The Blues won in overtime.
“That first goal was kind of a fluky one, but I scored the next night and it’s just a confidence thing telling yourself you can be here, you can play here, you can play with these players,” says Ty.
Taden has outgrown his 6-0, 189-pound older brother and now stands 6-4 and nearly 200 pounds.
The difference in size lends itself to varying styles of play for the two brothers.
Ty is a goal scorer and opportunity-creator, while Taden has been utilized as an enforcer.
Taden has had two fights in his brief WHL career, one more than his brother did in five years.
“The biggest thing is use what you’ve got,” says Ty. “He’s 6-4, 200 pounds and he can skate good, so there’s not many players like that.”
Ty says he can see Taden improving his game year-over-year.
“He’s more than just a physical guy,” he says. “He’s going to be a skilled player. He’s got the hands, he’s got the smarts.”
Taden’s path has diverged from Ty’s at times, but is incredibly similar.
He played his 15-year-old season with the Airdrie Cochrane Avalanche (minor midget AAA), followed by a move to the Whitecourt Wolverines in the AJHL in 2014-2015 and for the beginning of the 2015-2016 season.
He was moved to the Calgary Mustangs in October 2015 and retained his 2014 commitment with Western Michigan University in the NCAA.
By late 2015 the younger Rattie was in a Red Deer Rebels jersey after his WHL rights were acquired from the Portland Winterhawks.
Although Taden didn’t see any ice time, he too had the MasterCard Memorial Cup experience last May while on the roster of the host Red Deer Rebels, who traded him to Vancouver this fall.
The Rebels lost in the semifinal.
The brothers stay in constant contact despite being miles apart.
“I’ve got to listen to him,” says Taden. “He has seen it all. He’s been to world juniors, he has played [in the] NHL. When I see him doing these things, I want to push myself and do them, too.”
The two have worked out together for the last four summers with Matt Sebastian at Explosive Edge in Airdrie.
“There’s nobody else I would rather train with,” says Ty of his brother.
Taden doesn’t see the profession as work in his budding pro-career.

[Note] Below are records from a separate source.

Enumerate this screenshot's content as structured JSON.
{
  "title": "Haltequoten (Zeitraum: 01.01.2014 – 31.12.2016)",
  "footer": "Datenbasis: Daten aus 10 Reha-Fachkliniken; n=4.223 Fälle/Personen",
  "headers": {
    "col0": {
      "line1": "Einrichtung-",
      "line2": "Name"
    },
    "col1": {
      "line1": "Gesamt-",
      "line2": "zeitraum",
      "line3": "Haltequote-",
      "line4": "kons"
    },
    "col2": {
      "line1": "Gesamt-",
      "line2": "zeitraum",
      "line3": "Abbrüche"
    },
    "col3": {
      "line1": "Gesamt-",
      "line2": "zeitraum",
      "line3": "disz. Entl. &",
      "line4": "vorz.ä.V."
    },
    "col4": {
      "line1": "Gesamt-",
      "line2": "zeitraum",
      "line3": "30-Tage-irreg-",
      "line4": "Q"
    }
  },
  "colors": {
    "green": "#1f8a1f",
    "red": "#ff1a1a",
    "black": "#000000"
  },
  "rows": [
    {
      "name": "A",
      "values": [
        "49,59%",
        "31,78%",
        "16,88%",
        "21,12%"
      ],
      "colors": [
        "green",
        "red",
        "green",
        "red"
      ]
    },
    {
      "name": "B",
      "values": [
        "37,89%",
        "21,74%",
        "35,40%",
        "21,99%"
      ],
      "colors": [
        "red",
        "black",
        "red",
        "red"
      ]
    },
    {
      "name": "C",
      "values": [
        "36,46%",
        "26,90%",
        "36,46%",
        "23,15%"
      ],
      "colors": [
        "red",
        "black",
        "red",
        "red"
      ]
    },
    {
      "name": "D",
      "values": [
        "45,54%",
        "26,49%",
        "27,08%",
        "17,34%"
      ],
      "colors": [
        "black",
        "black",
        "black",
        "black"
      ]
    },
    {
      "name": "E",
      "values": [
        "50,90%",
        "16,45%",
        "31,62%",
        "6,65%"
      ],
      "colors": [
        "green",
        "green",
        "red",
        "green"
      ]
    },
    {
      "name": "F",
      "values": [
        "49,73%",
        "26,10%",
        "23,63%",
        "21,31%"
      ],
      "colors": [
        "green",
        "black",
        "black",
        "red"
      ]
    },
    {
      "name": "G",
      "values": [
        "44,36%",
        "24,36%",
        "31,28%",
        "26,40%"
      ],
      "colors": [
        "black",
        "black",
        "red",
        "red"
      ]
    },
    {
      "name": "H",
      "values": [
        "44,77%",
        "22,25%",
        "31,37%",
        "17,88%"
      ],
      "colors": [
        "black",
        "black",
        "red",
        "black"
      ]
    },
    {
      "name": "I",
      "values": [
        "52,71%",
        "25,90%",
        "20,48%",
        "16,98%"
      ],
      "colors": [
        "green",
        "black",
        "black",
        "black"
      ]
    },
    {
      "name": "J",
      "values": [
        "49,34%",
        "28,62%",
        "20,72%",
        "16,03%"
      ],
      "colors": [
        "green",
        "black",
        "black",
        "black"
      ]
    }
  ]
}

“You’re getting paid for it but [it’s] something you’re doing that you’re loving,” he says. “You can’t really call that a job.”
“There are times when you don’t want to practice,” he says. “You got to think about how many people would rather be doing what you’re doing. It’s what we picked to do and now we got to do our best at it.”
Both are working to advance their careers to the next level.
For Taden that involves the hope of an NHL contract and a return to the Memorial Cup in the next three seasons of junior eligibility.
Ty’s future hopes are on a longer-term contract than his current one-year, one-way deal worth $650,000 with the Blues.
“I think short-term goals [are] establish myself as an NHL player and be an everyday player,” he says.